魔術師は、何も持っていない人物ではありません。
すでに必要なものを持っています。
あとは、それをどう使うか。
ここが金運を読むうえで、とても重要だと感じます。
テーブルの上には、すでに道具がそろっている
魔術師の前には、タロットの4つのスートにつながる道具が置かれています。
私はこの絵を見るたびに、
「足りないものばかり探さなくてもいいのかもしれない」
と思います。
お金のことで悩んでいると、
「もっと資格があれば」
「もっと経験があれば」
「もっとお金があれば」
と、つい自分にないものへ目が向いてしまいます。
でも魔術師は反対です。
「まず、今持っているものを見てみよう」
と問いかけてきます。
人より詳しいこと。
長く続けていること。
仕事で身につけたこと。
誰かに「それ得意だよね」と言われたこと。
本人にとっては当たり前でも、それが誰かにとって価値になることがあります。
そこに魔術師らしい「お金を生み出す力」があります。
「1」という数字が意味する始まり
魔術師は大アルカナの「1」のカードです。
完成ではなく、始まり。
そのため金運で出たときも、「すでに大成功しています」というより、
これからお金につながる何かが始まる
と読むほうが自然です。
新しい仕事、副業、勉強、発信。
最初は小さな一歩かもしれません。
でも魔術師は、その一歩を実際に形にする力を持っています。
「いつかやりたい」で終わらせず、「まずやってみる」。
この姿勢が、このカードにはよく似合います。
魔術師の正位置が示す金運
魔術師の正位置が出たなら、お金に関しては前向きに捉えてよいでしょう。
ただし、何もしなくても状況が変わるわけではありません。
このカードはどちらかというと、
チャンスはある。

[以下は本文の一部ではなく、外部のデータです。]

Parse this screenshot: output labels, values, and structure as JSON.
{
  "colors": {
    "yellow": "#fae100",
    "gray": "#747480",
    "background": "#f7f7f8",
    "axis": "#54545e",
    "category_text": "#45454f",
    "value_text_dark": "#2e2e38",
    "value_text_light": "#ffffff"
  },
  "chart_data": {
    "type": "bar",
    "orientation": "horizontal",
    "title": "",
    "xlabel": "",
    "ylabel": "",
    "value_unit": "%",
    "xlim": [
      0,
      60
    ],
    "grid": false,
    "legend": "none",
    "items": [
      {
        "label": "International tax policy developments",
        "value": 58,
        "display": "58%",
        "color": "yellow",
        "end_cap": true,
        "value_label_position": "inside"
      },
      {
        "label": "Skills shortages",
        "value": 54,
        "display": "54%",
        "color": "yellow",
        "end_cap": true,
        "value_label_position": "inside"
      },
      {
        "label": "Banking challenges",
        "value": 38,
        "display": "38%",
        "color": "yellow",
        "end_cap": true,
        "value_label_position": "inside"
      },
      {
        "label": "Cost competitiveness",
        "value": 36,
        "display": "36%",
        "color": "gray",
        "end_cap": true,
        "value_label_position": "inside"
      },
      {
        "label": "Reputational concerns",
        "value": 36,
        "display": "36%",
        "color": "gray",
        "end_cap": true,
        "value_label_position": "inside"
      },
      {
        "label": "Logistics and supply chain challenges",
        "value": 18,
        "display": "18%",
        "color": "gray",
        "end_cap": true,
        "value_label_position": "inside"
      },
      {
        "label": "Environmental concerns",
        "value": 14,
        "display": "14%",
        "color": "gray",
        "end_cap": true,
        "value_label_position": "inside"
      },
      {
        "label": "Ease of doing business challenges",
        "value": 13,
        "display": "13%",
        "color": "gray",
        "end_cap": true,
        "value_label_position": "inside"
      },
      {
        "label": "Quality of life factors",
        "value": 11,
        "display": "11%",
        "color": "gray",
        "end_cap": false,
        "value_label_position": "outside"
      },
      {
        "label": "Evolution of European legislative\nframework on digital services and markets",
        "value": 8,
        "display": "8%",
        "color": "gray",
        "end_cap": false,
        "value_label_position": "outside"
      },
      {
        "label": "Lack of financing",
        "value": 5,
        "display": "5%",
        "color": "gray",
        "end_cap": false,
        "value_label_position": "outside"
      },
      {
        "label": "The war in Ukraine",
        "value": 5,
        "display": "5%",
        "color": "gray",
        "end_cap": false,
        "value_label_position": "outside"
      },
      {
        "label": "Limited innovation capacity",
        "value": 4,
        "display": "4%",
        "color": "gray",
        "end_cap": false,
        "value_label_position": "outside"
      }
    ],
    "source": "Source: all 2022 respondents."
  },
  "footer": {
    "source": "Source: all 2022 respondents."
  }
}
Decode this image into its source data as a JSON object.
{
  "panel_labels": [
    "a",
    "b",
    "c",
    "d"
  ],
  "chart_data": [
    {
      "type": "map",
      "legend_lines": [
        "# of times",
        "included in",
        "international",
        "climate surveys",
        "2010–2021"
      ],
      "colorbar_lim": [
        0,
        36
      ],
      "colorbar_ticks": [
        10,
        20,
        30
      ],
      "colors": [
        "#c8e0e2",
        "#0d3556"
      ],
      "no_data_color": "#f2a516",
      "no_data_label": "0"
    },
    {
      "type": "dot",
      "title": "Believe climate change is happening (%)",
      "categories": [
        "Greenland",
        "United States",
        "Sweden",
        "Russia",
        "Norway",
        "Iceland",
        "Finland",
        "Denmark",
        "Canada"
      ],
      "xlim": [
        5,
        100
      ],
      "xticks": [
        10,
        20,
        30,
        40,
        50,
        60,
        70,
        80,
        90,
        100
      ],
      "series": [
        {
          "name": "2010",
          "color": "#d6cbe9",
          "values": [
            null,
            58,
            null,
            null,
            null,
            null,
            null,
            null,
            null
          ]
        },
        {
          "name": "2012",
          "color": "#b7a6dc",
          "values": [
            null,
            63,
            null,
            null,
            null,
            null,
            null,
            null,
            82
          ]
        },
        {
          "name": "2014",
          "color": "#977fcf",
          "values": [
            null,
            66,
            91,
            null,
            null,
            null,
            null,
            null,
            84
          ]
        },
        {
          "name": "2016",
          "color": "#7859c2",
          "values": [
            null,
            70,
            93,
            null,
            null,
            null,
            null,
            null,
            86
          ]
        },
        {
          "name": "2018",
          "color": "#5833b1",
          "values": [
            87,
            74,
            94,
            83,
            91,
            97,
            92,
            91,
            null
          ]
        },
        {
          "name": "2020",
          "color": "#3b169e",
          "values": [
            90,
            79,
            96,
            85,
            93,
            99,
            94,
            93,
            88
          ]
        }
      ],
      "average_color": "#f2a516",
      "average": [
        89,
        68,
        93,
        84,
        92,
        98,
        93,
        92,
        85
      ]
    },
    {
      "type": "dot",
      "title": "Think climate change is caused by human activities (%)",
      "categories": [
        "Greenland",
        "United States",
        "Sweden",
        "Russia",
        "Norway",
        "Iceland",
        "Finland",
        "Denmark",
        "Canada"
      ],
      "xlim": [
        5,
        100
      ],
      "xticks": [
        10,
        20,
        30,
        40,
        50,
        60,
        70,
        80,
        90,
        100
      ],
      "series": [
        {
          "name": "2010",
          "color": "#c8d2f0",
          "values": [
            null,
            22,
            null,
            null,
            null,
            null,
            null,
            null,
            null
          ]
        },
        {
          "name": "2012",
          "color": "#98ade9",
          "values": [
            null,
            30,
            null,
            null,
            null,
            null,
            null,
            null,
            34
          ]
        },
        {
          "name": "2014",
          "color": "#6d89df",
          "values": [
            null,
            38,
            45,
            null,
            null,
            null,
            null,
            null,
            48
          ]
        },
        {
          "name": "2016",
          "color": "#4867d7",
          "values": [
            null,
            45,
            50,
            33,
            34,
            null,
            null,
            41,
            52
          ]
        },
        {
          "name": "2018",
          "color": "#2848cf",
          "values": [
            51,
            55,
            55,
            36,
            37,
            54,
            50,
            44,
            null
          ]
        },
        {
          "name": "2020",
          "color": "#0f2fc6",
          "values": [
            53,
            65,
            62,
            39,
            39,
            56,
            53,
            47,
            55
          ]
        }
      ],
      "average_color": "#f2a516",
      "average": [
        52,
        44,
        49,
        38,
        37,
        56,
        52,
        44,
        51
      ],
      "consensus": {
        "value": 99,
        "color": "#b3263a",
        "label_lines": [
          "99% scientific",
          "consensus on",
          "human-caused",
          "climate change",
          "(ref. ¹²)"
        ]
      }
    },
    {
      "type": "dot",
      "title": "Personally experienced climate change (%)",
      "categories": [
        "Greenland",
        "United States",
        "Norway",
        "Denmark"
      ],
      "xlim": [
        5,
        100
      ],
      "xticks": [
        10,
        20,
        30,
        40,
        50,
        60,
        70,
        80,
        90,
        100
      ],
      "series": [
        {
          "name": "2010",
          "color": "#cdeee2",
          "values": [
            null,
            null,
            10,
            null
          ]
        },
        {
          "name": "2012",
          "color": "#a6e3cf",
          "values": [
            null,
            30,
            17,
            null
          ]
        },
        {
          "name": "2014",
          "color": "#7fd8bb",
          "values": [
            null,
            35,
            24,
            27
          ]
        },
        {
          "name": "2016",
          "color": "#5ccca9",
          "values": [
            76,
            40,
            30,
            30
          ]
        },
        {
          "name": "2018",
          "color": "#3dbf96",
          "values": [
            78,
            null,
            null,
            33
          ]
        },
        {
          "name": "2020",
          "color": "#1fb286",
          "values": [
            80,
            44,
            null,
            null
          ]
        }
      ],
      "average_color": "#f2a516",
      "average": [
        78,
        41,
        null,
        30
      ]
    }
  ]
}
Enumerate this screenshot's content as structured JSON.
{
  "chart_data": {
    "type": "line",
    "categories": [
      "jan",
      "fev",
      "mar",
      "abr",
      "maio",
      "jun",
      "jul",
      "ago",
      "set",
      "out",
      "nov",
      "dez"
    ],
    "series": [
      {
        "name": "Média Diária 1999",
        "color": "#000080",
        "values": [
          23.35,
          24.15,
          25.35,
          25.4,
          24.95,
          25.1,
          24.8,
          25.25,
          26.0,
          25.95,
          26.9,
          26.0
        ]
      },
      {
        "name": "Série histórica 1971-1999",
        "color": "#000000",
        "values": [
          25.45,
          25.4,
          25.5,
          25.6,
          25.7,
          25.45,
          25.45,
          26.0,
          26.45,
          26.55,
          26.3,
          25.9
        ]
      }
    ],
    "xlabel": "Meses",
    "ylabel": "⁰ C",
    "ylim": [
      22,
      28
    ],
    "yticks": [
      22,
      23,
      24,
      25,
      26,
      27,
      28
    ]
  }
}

あとは使うかどうか
という状態です。
収入|自分の能力がお金につながりやすい
収入面では、自分の能力を評価してもらえる機会が出てきそうです。
昇給のような直接的な形だけとは限りません。
新しい仕事を任されたり、今までとは違う役割を与えられたりすることもあるでしょう。
その経験が、すぐではなくても将来の収入につながる可能性があります。
ここで大切なのは、
「自分なんてまだまだ」
と最初から引いてしまわないことです。
魔術師は、完璧になってから始めるカードではありません。
あるものを使いながら、少しずつ形にしていくカードです。
副業・独立|小さく始めるには良いタイミング
「副業を始めてみたい」
そんなときに魔術師の正位置が出たなら、かなり相性のいいカードだと思います。
特に、
- 文章を書く
- デザインをする
- 知識を教える
- スキルを販売する
- 発信を始める
といった「自分の能力を形にすること」と好相性です。
ただし、最初から大きな収入を期待すると疲れてしまいます。
まず一件。
まず一人。
まず一つの商品。
そのくらいからで十分です。
魔術師は、ゼロから最初の「1」を作るカードです。
小さくても自分の力で最初の成果を作れたら、それはこのカードらしいとても良いスタートです。
貯金|急に増やすより「お金の流れ」を整える
魔術師は、貯金そのものを象徴するカードではありません。
そのため、「一気に貯金が増える」という読み方より、
自分でお金の流れをコントロールできるようになる
と考えたほうがしっくりきます。
家計簿をつける。
固定費を見直す。
使っていないサービスを整理する。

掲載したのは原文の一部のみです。